Statewide Rent Cap and Just Cause Eviction, Mandatory Section 8, Other Tenant Protection Bills Signed into Law
Statewide Rent Control and Just Cause Eviction
Courtesy California Association of Realtors
A statewide rent control and just cause eviction bill, AB 1482, was signed into law this week. Its major provisions include:
- Rent Cap. A cap on annual rent increases set at 5% plus inflation, up to a maximum of 10% per year. This cap applies retroactively to all rent increases since March 15, 2019. Any rent increases initiated on or after that date will count toward the rent cap, and if over the maximum, will have to be rolled back effective January 1, 2020.
- Just Cause. A prohibition on evictions without “just cause.” Landlords can no longer terminate month-to-month tenancies at will and may now only evict tenants for one of 15 specific reasons. The permissible reasons are divided into two categories: “at fault” and “no fault.”
- “At fault” termination is generally allowed when tenants have breached their lease and does not require the payment of relocation assistance. “At fault” reasons include non-payment of rent, nuisance, illegal use of the property, refusal to allow entry, and breach of a material term of the lease.

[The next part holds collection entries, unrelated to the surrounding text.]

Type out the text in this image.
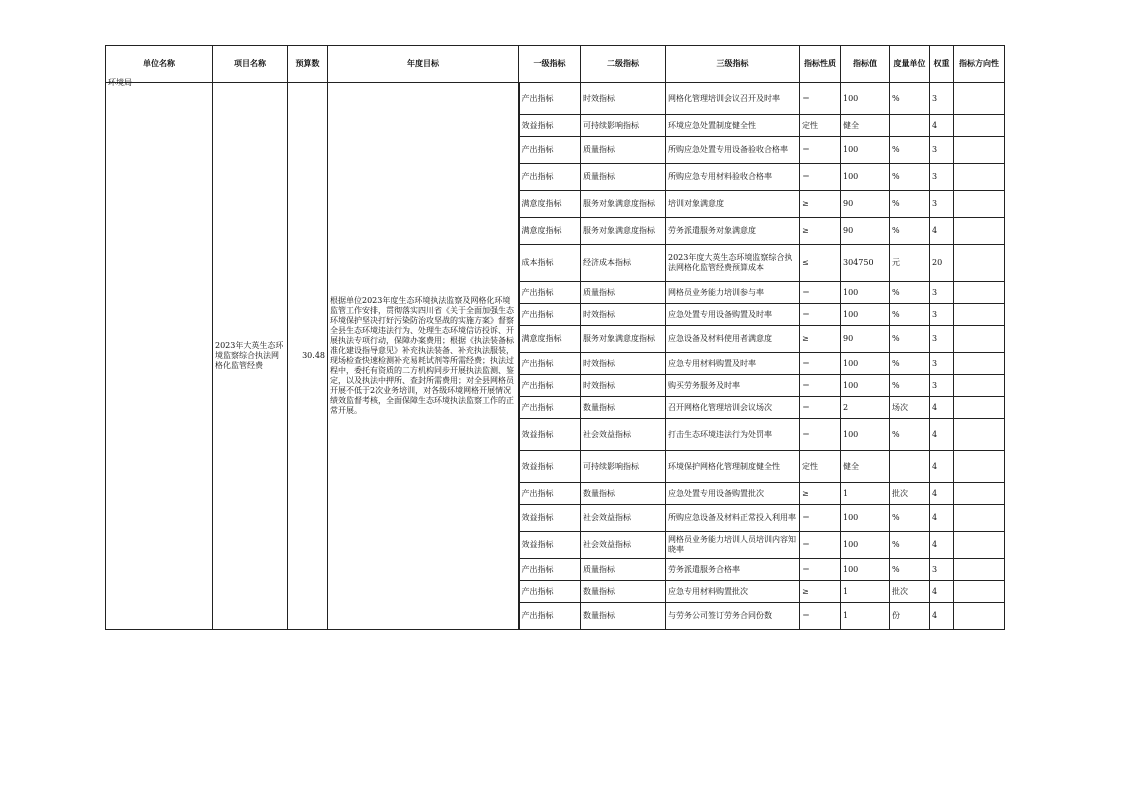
单位名称	项目名称	预算数	年度目标	一级指标	二级指标	三级指标	指标性质	指标值	度量单位	权重	指标方向性

环境局	2023年大英生态环境监察综合执法网格化监管经费	30.48	根据单位2023年度生态环境执法监察及网格化环境监管工作安排，贯彻落实四川省《关于全面加强生态环境保护坚决打好污染防治攻坚战的实施方案》督察全县生态环境违法行为、处理生态环境信访投诉、开展执法专项行动，保障办案费用；根据《执法装备标准化建设指导意见》补充执法装备、补充执法服装，现场检查快速检测补充易耗试剂等所需经费；执法过程中，委托有资质的二方机构同步开展执法监测、鉴定，以及执法中押所、查封所需费用；对全县网格员开展不低于2次业务培训，对各级环境网格开展情况绩效监督考核，全面保障生态环境执法监察工作的正常开展。	产出指标	时效指标	网格化管理培训会议召开及时率	＝	100	%	3	
				效益指标	可持续影响指标	环境应急处置制度健全性	定性	健全		4	
				产出指标	质量指标	所购应急处置专用设备验收合格率	＝	100	%	3	
				产出指标	质量指标	所购应急专用材料验收合格率	＝	100	%	3	
				满意度指标	服务对象满意度指标	培训对象满意度	≥	90	%	3	
				满意度指标	服务对象满意度指标	劳务派遣服务对象满意度	≥	90	%	4	
				成本指标	经济成本指标	2023年度大英生态环境监察综合执法网格化监管经费预算成本	≤	304750	元	20	
				产出指标	质量指标	网格员业务能力培训参与率	＝	100	%	3	
				产出指标	时效指标	应急处置专用设备购置及时率	＝	100	%	3	
				满意度指标	服务对象满意度指标	应急设备及材料使用者满意度	≥	90	%	3	
				产出指标	时效指标	应急专用材料购置及时率	＝	100	%	3	
				产出指标	时效指标	购买劳务服务及时率	＝	100	%	3	
				产出指标	数量指标	召开网格化管理培训会议场次	＝	2	场次	4	
				效益指标	社会效益指标	打击生态环境违法行为处罚率	＝	100	%	4	
				效益指标	可持续影响指标	环境保护网格化管理制度健全性	定性	健全		4	
				产出指标	数量指标	应急处置专用设备购置批次	≥	1	批次	4	
				效益指标	社会效益指标	所购应急设备及材料正常投入利用率	＝	100	%	4	
				效益指标	社会效益指标	网格员业务能力培训人员培训内容知晓率	＝	100	%	4	
				产出指标	质量指标	劳务派遣服务合格率	＝	100	%	3	
				产出指标	数量指标	应急专用材料购置批次	≥	1	批次	4	
				产出指标	数量指标	与劳务公司签订劳务合同份数	＝	1	份	4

- “No fault” termination is allowed even when the tenant has not breached the lease and will require the landlord to pay one month’s rent in relocation assistance. “No fault” reasons include an owner or family member intending to occupy the property, withdrawal from the rental market, substantial remodeling and compliance with a government order to vacate the property,
- Exemptions. The law’s just cause eviction provisions only protect tenants who have been in possession for a year or more. Certain types of housing are exempt including:
- Single family homes and condos if:
- Tenants have received notice of the exemption and,
- The owner is not a REIT, corporation, or LLC owned wholly or in part by a corporation
- Homes built within the last 15 years
- Owner-occupied duplexes
- Owner-occupied single-family homes where two or fewer rooms are rented out (exempt from just cause but not rent cap)
Please see our “Rent Cap and Just Cause Eviction” Q&A for more details
Landlords Cannot Refuse Section 8 Tenants Outright
Mandatory Section 8: Under Senate Bill 329 landlords may no longer refuse to rent to a tenant solely on the basis of a tenant’s participation in a housing voucher program such as Section 8. Doing so would constitute illegal “source of income” discrimination.
However, landlords remain free to reject prospective tenants, provided they do so on otherwise lawful grounds that are not based on a tenant’s receipt of a housing subsidy. Landlords also remain free to charge rents as allowed under law and are not be required to reduce rents even if chosen rent levels would make a unit too expensive for a voucher holder to afford it. Further, landlords can continue to use appropriate financial and income standards in making rental decisions, like verifying income levels or checking creditworthiness. But landlords no longer have the option to forgo participation in housing subsidy programs when presented with a prospective tenant who is qualified to rent from them in all other respects.
Rent Increases Above 10% Require 90-Day Notice
Assembly Bill 1110 extends the notice period for increasing rent above 10% in any 12-month period to 90 days. Previously, it was 60 days. In calculating if a proposed rent increase is greater than 10%, the owner must combine it with all other rent increases within the prior 12 months before the effective date of the rent increase. The notice period for rent increases of 10% or less (combining all prior rent increases within 12-months before effective date of the increase) remains 30 days.
Keep in mind that with the passage of AB 1482 capping rents statewide, an increase of more than 10% within any 12-month period will only be permitted for housing that is exempt from the statewide rent cap law. But even if exempt, landlords should be cognizant of the anti-price gouging law based upon declared states of emergency which will restrict rent increases to no more than 10% for properties located in counties affected by declared states of emergency.
Lower Security Deposits for Active Military
Under Senate Bill 644 a landlord may only collect one month security for an unfurnished unit, or two months for furnished units, from a service member who resides on the property. A landlord may not refuse to enter into a rental agreement with a prospective tenant who is a service member on the basis that the landlord is demanding, but is prohibited from collecting, a greater amount of security.
Under this law “Service member” means a member of an active or reserve component of the Armed Forces who is ordered into active duty pursuant to federal law, or a member of the militia called or ordered into active state or federal service.
Budget Allocates $20 million for Eviction Defense
Signed into law in June, Assembly Bill 74, the “Budget Act of 2019,” allocates $20 million to qualified legal service projects and support centers to provide eviction defense or other tenant defense assistance in landlord-tenant rental disputes, including pre-eviction and eviction legal services, counseling, advice and consultation, mediation, training, renter education, and representation, and legal services for improving habitability, increasing affordable housing, ensuring receipt of eligible income or benefits to improve housing stability, and homelessness prevention.